あとは日本史の参考書なんか片手に、歴史に着目する旅も楽しい。新幹線で西に向かうとき、名古屋を過ぎたあたりで毎回、「おお、関ヶ原! ここで家康率いる東軍と三成の西軍がー!!」と頭は法螺貝が鳴りまくり、もう少し進むと井伊さまの彦根城を、車内ワゴンで緑茶なんか買いながらチラ見。時速250kmくらいの新幹線の車窓からビュンビュンと歴史に触れる旅のオープニングは圧巻だ。

 まさに浪漫紀行。ロマンといえば古城跡なんかもいいですね~。たとえば山口の萩城。石垣くらいしか残っていないのだけど、この城を自ら脳内復元するのが、また、なんとも楽しいのです。近くに吉田松蔭の松下村塾。こちらは小池都知事の“希望の塾”の先駆けなのではと思えてくる。

 そんな想像力で膨らんだ頭で東京に帰ると、道路が整備されビルが立ち並ぶ高層都市、東京でさえも脳内復元で江戸化してしまうから面白い。脳内復元は費用がかからない、まさに現代を象徴する究極のコスパであります。

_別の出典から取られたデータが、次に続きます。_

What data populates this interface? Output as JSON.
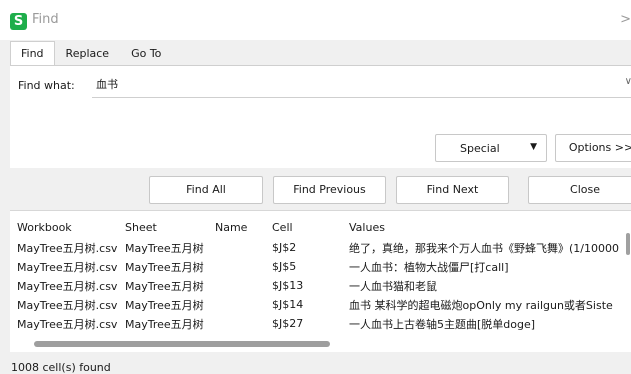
{
  "window": {
    "title": "Find",
    "app_icon_letter": "S",
    "close_glyph": ">"
  },
  "tabs": [
    {
      "label": "Find",
      "active": true
    },
    {
      "label": "Replace",
      "active": false
    },
    {
      "label": "Go To",
      "active": false
    }
  ],
  "find": {
    "label": "Find what:",
    "value": "血书",
    "dropdown_glyph": "∨"
  },
  "buttons": {
    "special": "Special",
    "special_caret": "▼",
    "options": "Options >>",
    "find_all": "Find All",
    "find_previous": "Find Previous",
    "find_next": "Find Next",
    "close": "Close"
  },
  "results": {
    "columns": [
      "Workbook",
      "Sheet",
      "Name",
      "Cell",
      "Values"
    ],
    "rows": [
      [
        "MayTree五月树.csv",
        "MayTree五月树",
        "",
        "$J$2",
        "绝了，真绝，那我来个万人血书《野蜂飞舞》(1/10000"
      ],
      [
        "MayTree五月树.csv",
        "MayTree五月树",
        "",
        "$J$5",
        "一人血书：植物大战僵尸[打call]"
      ],
      [
        "MayTree五月树.csv",
        "MayTree五月树",
        "",
        "$J$13",
        "一人血书猫和老鼠"
      ],
      [
        "MayTree五月树.csv",
        "MayTree五月树",
        "",
        "$J$14",
        "血书 某科学的超电磁炮opOnly my railgun或者Siste"
      ],
      [
        "MayTree五月树.csv",
        "MayTree五月树",
        "",
        "$J$27",
        "一人血书上古卷轴5主题曲[脱单doge]"
      ]
    ]
  },
  "status": "1008 cell(s) found",
  "colors": {
    "accent_green": "#1fae4b"
  },
  "icons": {
    "app": "spreadsheet-app-icon",
    "dropdown": "chevron-down-icon"
  }
}
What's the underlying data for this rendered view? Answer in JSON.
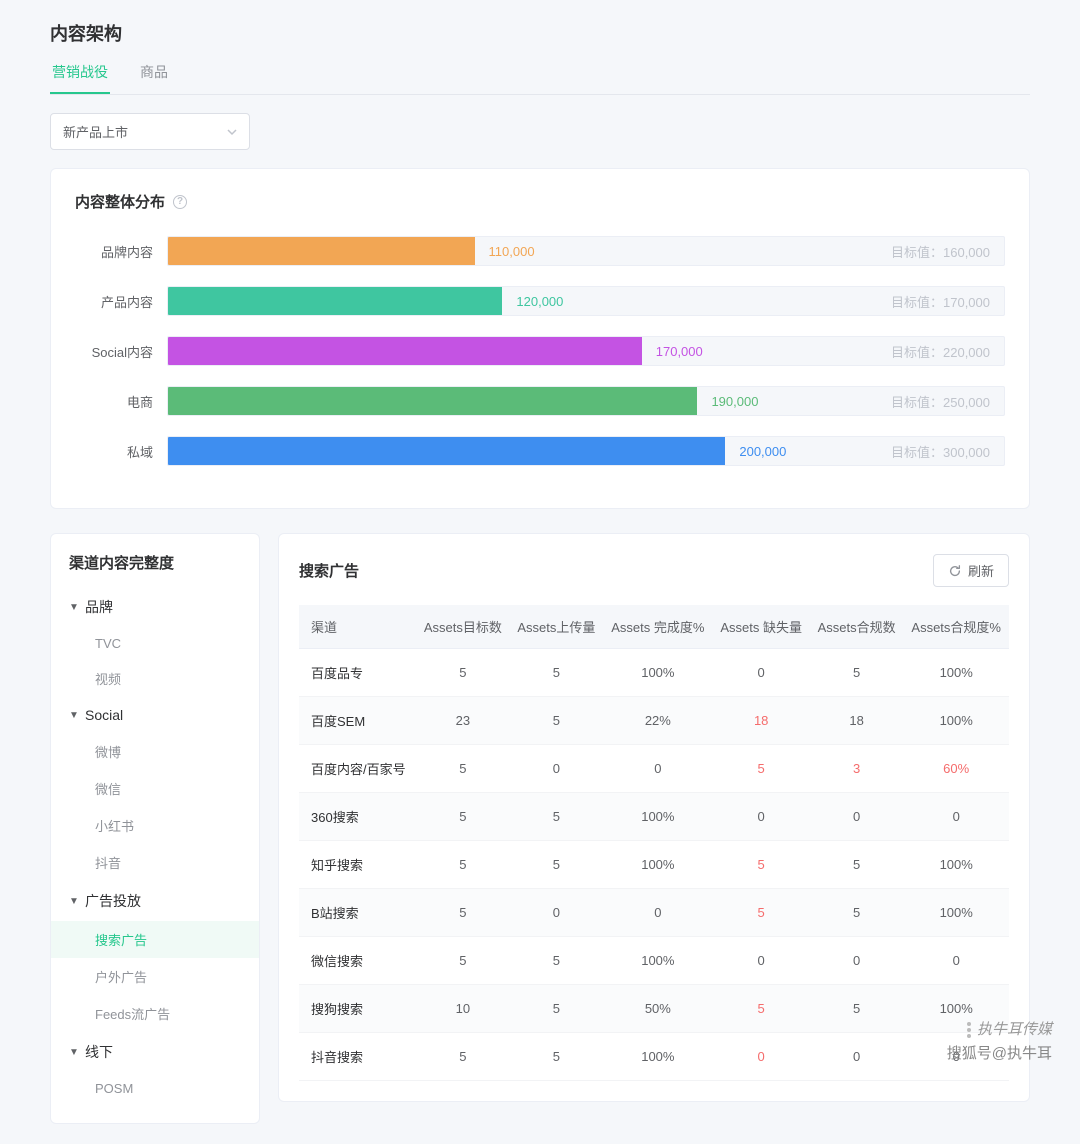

 そういえば! 2月24日からプレミアムフライデーという制度が始まった。毎月末の金曜日は午後3時までになるべく仕事を切り上げ、週末を少しでも長く取ろうという政府と経済界の試み。まさに金曜日の午後から、2.5日の旅に出られますね。

 もうすぐ春! 重いコートを薄手のトレンチコートに替え、冬色の縮こまった脳内を桜色した柔軟な脳内にシフトしてみようかな。